Automobiles have always been an obsession for Alan — he even worked as a mechanic and car salesman after high school. They’ve always been integral to his music as well, from "Mercury Blues" to "Buicks To The Moon," and his hit "Little Man" was inspired by an extended road trip through small towns in Georgia and Florida.
True to form, most of the songs on Drive mention automobiles in some way or another. In fact, the new CD kicks off with the title track, which describes his father, Eugene, teaching young Alan to drive. "That’s what he taught me — cars, vehicles," says Alan. "That was a big part of my life, and still is."
Another vehicle-related number on Drive is "First Love," written about the first car he ever owned. "I always wanted to write a song about that," he says, "and I never have before."
Alan bought the white 1955 Thunderbird at age 15, and sold it in 1985 to help buy his first house. In 1993, Denise tracked the car down, bought it back and gave it to Alan as a Christmas present. "It’s kind of a neat story," he chuckles. "It’s a pretty unique car, and I still own it today. It was big piece of my life as a teenager."
Alan Jackson’s "Where Were You (When The World Stopped Turning)" has touched listeners across America and beyond — and they’ve let him know about it with a deluge of letters and e-mails.
For example, Alan received an e-mail from New York firefighter Michael Bernstein, who was at the World Trade Center when the towers collapsed. Michael escaped with his life, but many of his fellow firefighters were not so lucky.
"I consider myself a strong person, and a bit of a tough guy," he writes, "but I just heard your new song, and it brought me to tears. I just want to say thank you, because those tears I shed are helping me heal. That song will be playing in my firehouse for a long time."
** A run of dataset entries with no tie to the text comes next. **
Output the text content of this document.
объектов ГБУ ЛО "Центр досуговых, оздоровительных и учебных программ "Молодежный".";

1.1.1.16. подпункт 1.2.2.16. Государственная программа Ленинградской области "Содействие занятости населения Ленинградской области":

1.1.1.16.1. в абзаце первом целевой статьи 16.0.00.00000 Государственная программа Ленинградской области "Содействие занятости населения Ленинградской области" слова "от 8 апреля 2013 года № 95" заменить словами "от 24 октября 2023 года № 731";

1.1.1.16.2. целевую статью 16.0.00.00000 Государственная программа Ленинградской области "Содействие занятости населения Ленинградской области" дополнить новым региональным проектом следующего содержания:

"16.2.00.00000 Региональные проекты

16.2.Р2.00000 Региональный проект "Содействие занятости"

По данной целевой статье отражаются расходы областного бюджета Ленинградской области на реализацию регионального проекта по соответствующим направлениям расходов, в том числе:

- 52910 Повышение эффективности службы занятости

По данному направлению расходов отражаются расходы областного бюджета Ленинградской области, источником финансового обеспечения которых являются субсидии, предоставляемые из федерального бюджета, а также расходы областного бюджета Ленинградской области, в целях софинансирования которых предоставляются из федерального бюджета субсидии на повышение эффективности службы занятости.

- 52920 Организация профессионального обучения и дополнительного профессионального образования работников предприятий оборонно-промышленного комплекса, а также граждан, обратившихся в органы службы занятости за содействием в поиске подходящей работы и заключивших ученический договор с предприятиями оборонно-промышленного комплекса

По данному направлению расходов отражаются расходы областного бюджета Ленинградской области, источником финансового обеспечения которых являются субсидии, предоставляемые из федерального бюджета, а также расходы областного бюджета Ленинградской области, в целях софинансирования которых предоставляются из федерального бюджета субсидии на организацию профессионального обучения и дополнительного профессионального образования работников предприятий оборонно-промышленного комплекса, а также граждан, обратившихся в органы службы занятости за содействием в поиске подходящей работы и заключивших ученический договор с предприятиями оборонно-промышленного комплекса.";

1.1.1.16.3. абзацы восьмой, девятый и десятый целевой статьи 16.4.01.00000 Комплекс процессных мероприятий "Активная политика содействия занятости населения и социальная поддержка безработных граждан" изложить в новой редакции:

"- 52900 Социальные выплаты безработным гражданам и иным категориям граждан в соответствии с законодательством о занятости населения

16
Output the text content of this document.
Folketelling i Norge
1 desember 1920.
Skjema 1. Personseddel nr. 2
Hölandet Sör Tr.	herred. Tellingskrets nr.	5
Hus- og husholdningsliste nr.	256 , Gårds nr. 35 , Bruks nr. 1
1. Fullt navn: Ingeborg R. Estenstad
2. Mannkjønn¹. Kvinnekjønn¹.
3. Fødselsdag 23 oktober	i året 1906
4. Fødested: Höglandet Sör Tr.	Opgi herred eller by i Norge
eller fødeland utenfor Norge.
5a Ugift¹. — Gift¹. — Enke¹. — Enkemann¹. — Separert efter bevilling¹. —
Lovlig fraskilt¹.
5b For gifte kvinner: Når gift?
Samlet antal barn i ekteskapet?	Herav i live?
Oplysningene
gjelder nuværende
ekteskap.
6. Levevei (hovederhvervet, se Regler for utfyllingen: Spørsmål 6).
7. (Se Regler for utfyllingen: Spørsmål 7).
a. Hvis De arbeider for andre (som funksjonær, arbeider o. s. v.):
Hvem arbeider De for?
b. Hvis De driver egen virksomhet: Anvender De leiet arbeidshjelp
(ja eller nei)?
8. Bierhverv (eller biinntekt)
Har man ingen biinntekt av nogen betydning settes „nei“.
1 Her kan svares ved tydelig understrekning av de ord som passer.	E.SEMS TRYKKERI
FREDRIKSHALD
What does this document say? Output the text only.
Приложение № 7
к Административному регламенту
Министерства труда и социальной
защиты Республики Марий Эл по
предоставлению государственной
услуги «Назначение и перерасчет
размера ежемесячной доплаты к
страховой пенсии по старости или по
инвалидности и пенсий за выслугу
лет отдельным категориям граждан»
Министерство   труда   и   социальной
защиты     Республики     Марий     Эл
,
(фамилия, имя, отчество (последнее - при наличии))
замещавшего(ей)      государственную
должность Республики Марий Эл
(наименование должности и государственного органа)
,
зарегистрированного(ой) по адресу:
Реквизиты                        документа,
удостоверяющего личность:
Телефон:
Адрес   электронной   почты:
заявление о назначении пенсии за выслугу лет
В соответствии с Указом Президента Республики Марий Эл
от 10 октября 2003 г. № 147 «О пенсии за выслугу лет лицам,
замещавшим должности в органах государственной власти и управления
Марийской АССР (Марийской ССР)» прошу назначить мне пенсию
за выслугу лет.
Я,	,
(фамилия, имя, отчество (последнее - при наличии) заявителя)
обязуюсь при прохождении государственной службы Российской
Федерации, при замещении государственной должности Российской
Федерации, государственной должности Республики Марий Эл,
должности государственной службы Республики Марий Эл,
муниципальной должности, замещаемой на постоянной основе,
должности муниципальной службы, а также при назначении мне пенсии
Joan Burton’s brother was killed in the World Trade Center, and "Where Were You" also moved her to tears. "Words cannot express how this song has affected me," she writes. "After the attacks, I had never really broken down, but this song has allowed me to do so. I know that sounds strange, but it did."
And "Where Were You" continues to inspire American soldiers, as U.S. Army Sgt. Stephen Carroll, deployed in the Middle East, testifies. "That song really strikes the heart of all us guys over here," he writes. "I guess you can say it’s a motivational song, as it reminds us how we felt — how everyone felt — on that day. Thanks and God bless."